Waiting For Godot


After a few straight days of weakness in the US, Asian markets have basically adopted a wait and see stance. The underlying market sentiment indicates that most markets want to rally. I am not saying that these are terrible naive optimists, but your read markets and you call them as such. Its ripe for a bear market rally. Getting the rally done is no easy task as every now and then earnings disappointments will put a halt to it.

While attention has focused on Citigroup's likely $10 billion quarterly loss next week, we have had other bombs as well. Deutsche Bank's shares tumbled 12% after it expects to post a fourth-quarter loss of about €4.8 billion, or $6.33 billion, citing "exceptional market conditions." In Germany, Commerzbank fell 10% while Deutsche Postbank lost 15%. Swiss banks tracked the broader sector, with UBS shares falling 2.8% while Credit Suisse shed 6.4%. The news slammed the banking sector, which was already reeling from a Morgan Stanley note stating that Europe's largest bank, HSBC Holdings, may have to raise as much as $30 billion in capital and halve its dividend. HSBC slumped 8%, and Barclays followed, losing 6.8%. In Paris, shares of BNP fell 6.1% while Societe Generale stood 6% lower. Royal Bank of Scotland lost 4.5%.

Other key bellwether earnings reports due Thursday will be from JP Morgan, Intel and Genetech.

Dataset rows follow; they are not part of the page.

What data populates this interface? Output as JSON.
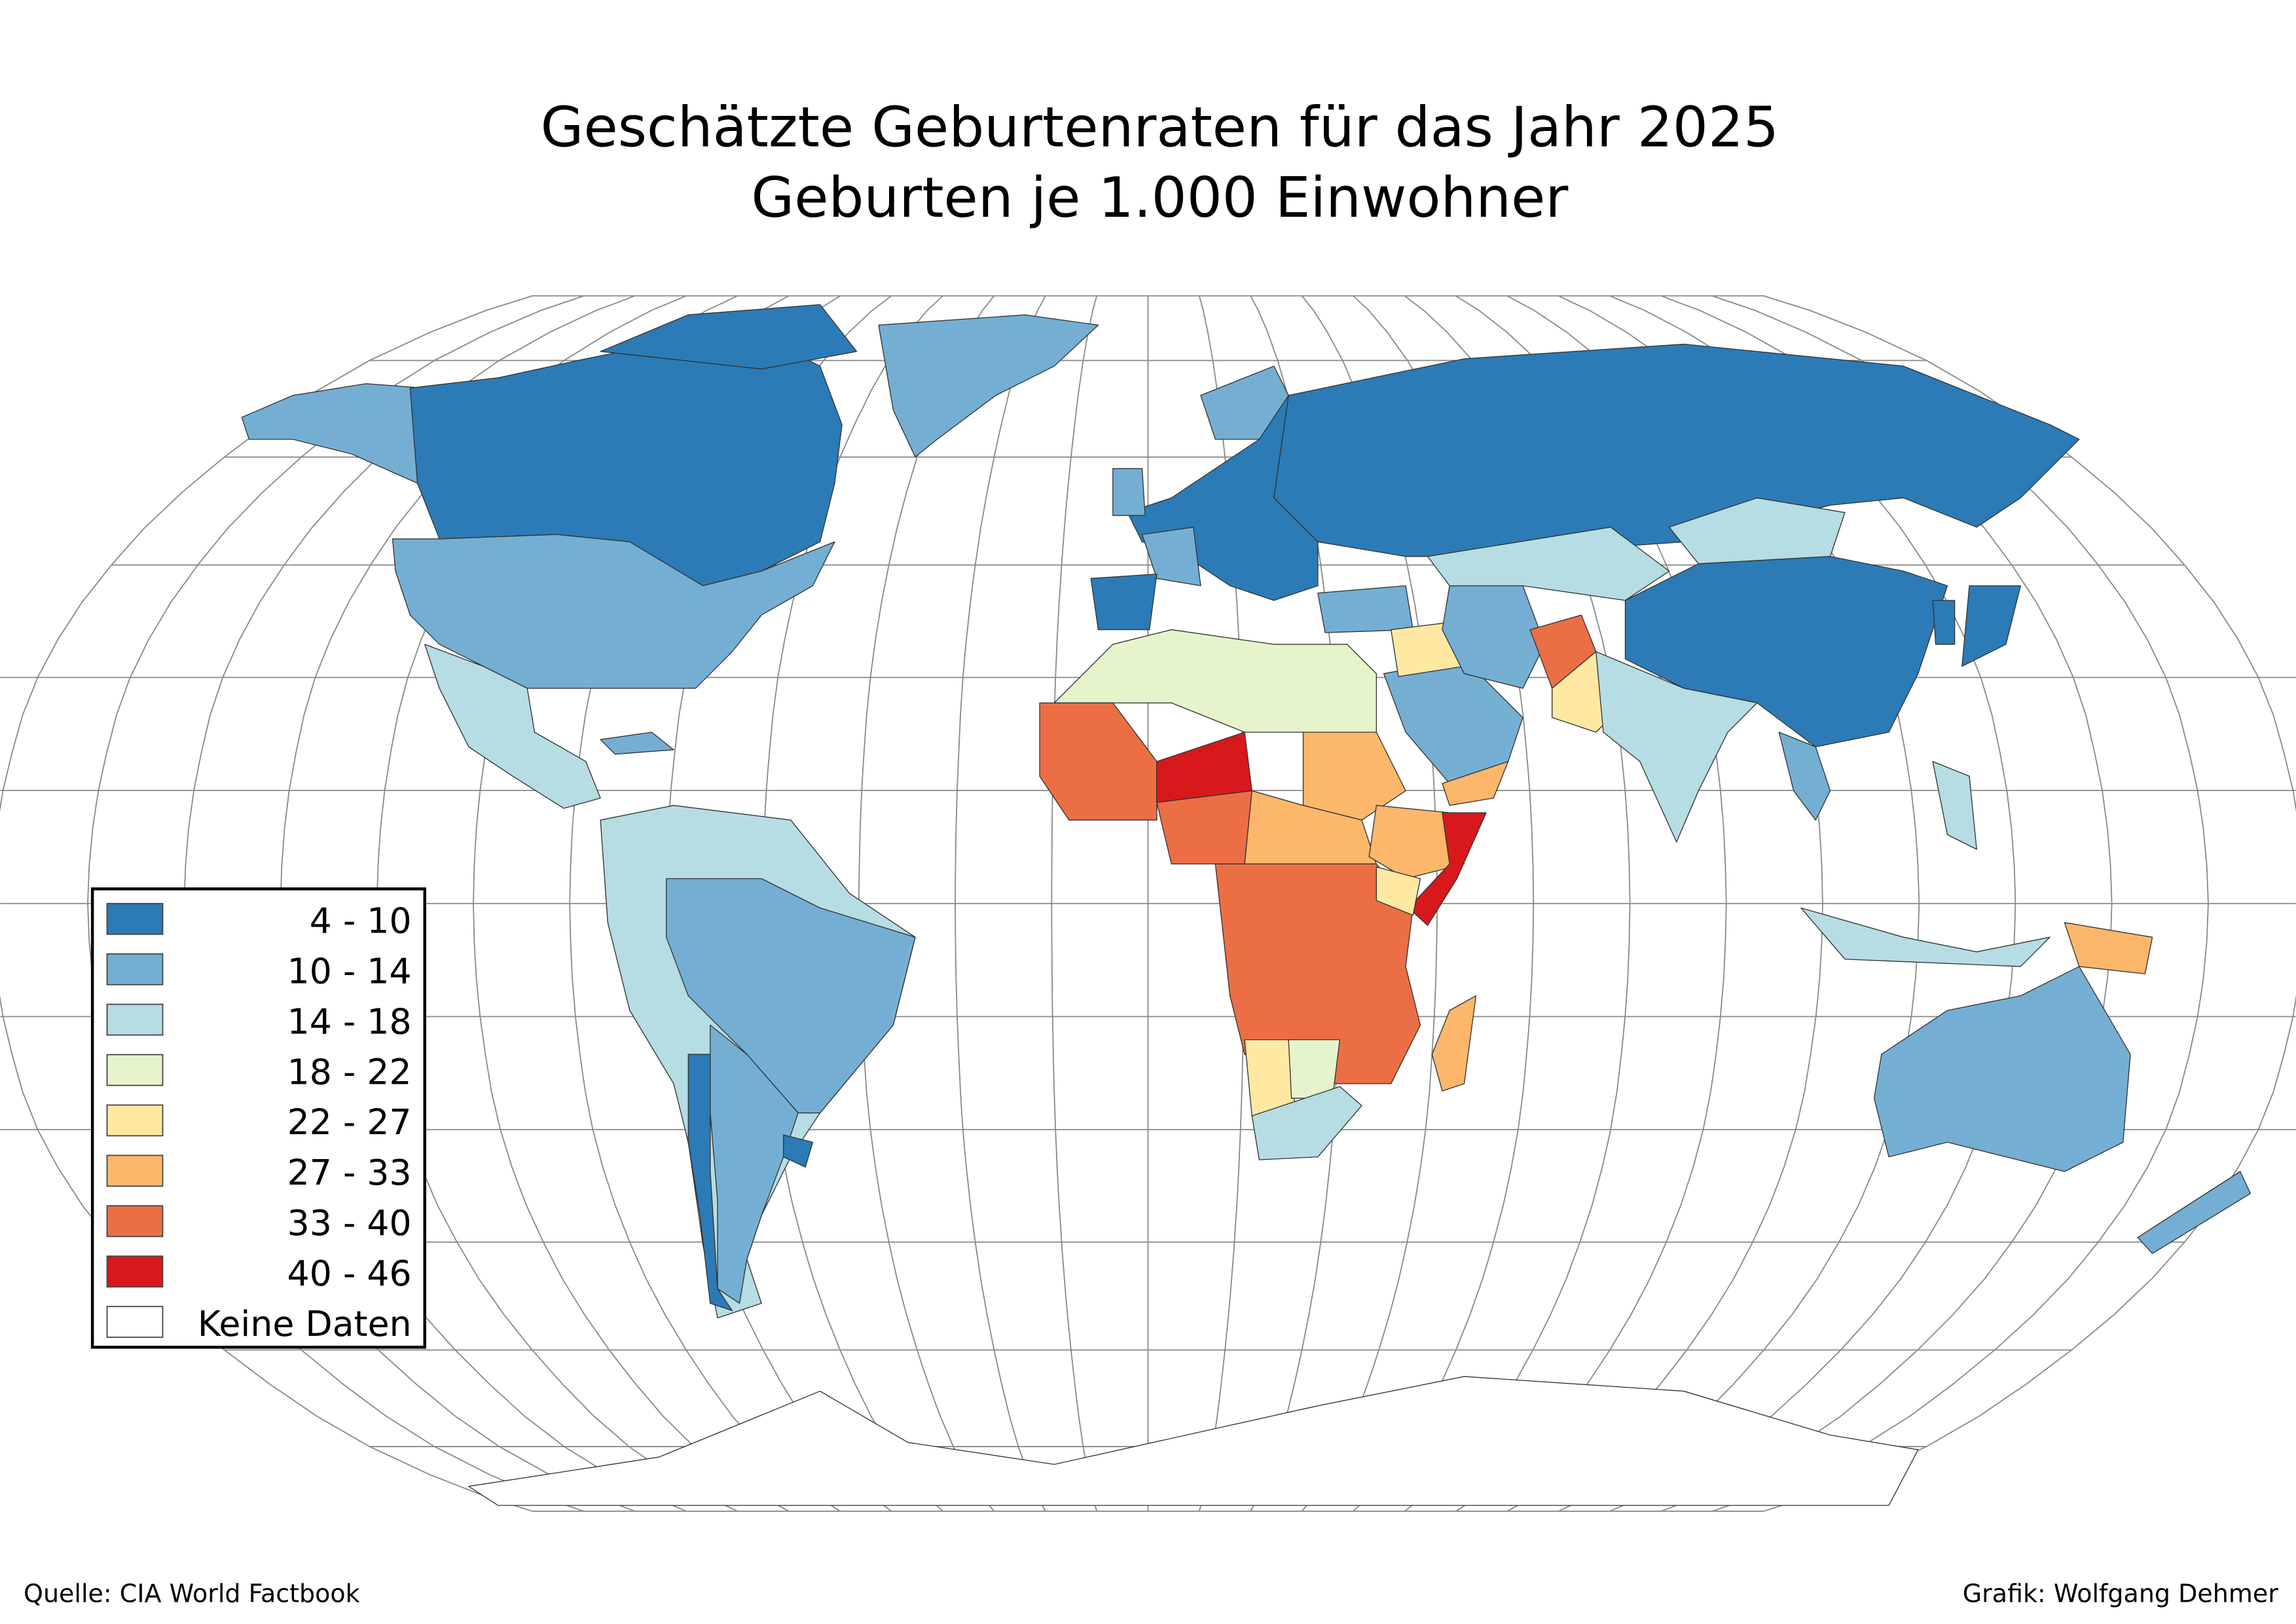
{
  "title": {
    "line1": "Geschätzte Geburtenraten für das Jahr 2025",
    "line2": "Geburten je 1.000 Einwohner"
  },
  "legend": {
    "items": [
      {
        "label": "4 - 10",
        "color": "#2c7bb6"
      },
      {
        "label": "10 - 14",
        "color": "#74afd3"
      },
      {
        "label": "14 - 18",
        "color": "#b5dde3"
      },
      {
        "label": "18 - 22",
        "color": "#e5f4cb"
      },
      {
        "label": "22 - 27",
        "color": "#fee8a2"
      },
      {
        "label": "27 - 33",
        "color": "#fdb76b"
      },
      {
        "label": "33 - 40",
        "color": "#ec6e45"
      },
      {
        "label": "40 - 46",
        "color": "#d7191c"
      },
      {
        "label": "Keine Daten",
        "color": "#ffffff"
      }
    ]
  },
  "map": {
    "projection": "Robinson",
    "graticule_step_degrees": 15
  },
  "footer": {
    "source": "Quelle: CIA World Factbook",
    "credit": "Grafik: Wolfgang Dehmer"
  }
}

On the non earnings factor, Bernanke’s LSE speech was greeted as some comfort to be positive. The other comforting development was that Senate Majority leader Reid believes he has enough votes to get approval for the additional $350bn of the TARP.

On mainland China, the Shanghai Composite surged 3.5% to 1928.87. Earlier in the day, China revised its gross domestic product growth rate upward for 2007 to 13%, indicating it may have overtaken Germany as the world's third-largest economy. Crude oil prices rose 3% in electronic trade after Saudi Oil Minister Ali Naimi said the country would cut its February production by more than the target set by OPEC in December.

Certainly not an easy time to make money. But I can see Asian markets trying to decouple, albeit for probably a short period. Still its a dicey tug of war. I am of the view that Asian markets will rally harder when US and Europe put up some gains. If they continue to weaken, Asian markets are likely to be flat rather than following them south in this quarter. Not a particularly easy time.